Analysts noted that even if opposition candidates were raising valid concerns against the Duterte administration and his policies, these issues have not influenced voters as elections in the Philippines remain personality-driven.
Human rights abuses in a violent campaign against illegal drugs that has left thousands killed, subservience to China over territorial disputes in the South China Sea and high inflation are among the issues being raised by the opposition.
Despite the criticisms, Duterte continues to enjoy high popularity ratings, with 79% of Filipinos satisfied with his performance, according to the latest survey by Social Weather Stations.Only 13% were dissatisfied and 8% undecided, according to the first-quarter nationwide poll.
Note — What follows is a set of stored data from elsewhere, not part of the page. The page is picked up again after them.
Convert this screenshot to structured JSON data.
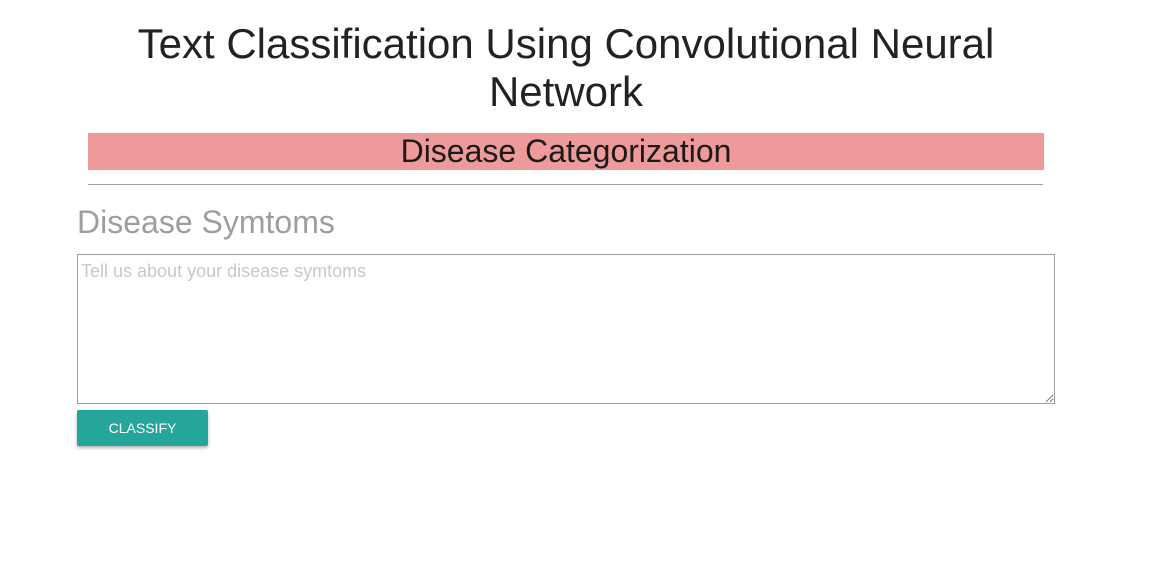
{
  "header": {
    "title": "Text Classification Using Convolutional Neural Network"
  },
  "banner": {
    "text": "Disease Categorization"
  },
  "form": {
    "label": "Disease Symtoms",
    "placeholder": "Tell us about your disease symtoms",
    "value": "",
    "button_label": "CLASSIFY"
  },
  "colors": {
    "banner": "#ef9a9a",
    "button": "#26a69a"
  }
}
“We have been convincing ourselves for the longest time that our politics is characterised by ideologies, but it started and remains to be mainly but a battle of personalities,” said Edmund Tayao, a local governance professor at the Ateneo School of Government.
The mid-term elections could be a crossroad for Philippine politics, Tayao said, noting that Duterte’s election in May 2016 was the start of an “experimental path” to implement systemic change.
Duterte, largely seen as an outsider in the Philippine political system, has definitely altered the landscape of politics and governance in the country with his tough-talking, no-nonsense style.
While many believe that some killings in his anti-drug war were not justified, majority still support the crackdown because their neighbourhoods feel safer after petty criminals and drug addicts are rounded up or killed, surveys showed.
Duterte has also taken on the business elites, penalising companies that fail to provide good service to the public.
One of the two main water providers was slapped with a huge fine in the wake of a supply shortage that left taps dry for weeks in Manila. He has also shut down the country’s premier tourist destination for a long overdue clean-up and rehabilitation that no other president has been able to accomplish.
“The choices we make (in Monday’s elections) will show if there can still be real change that we can hope to have in our politics and therefore have the kind of governance we deserve,” Tayao noted.
“To be a really systemic change however, it cannot just be a re-drawing of power relations between the centre and the periphery; it should essentially be changing the ‘rules of the game’,” he added.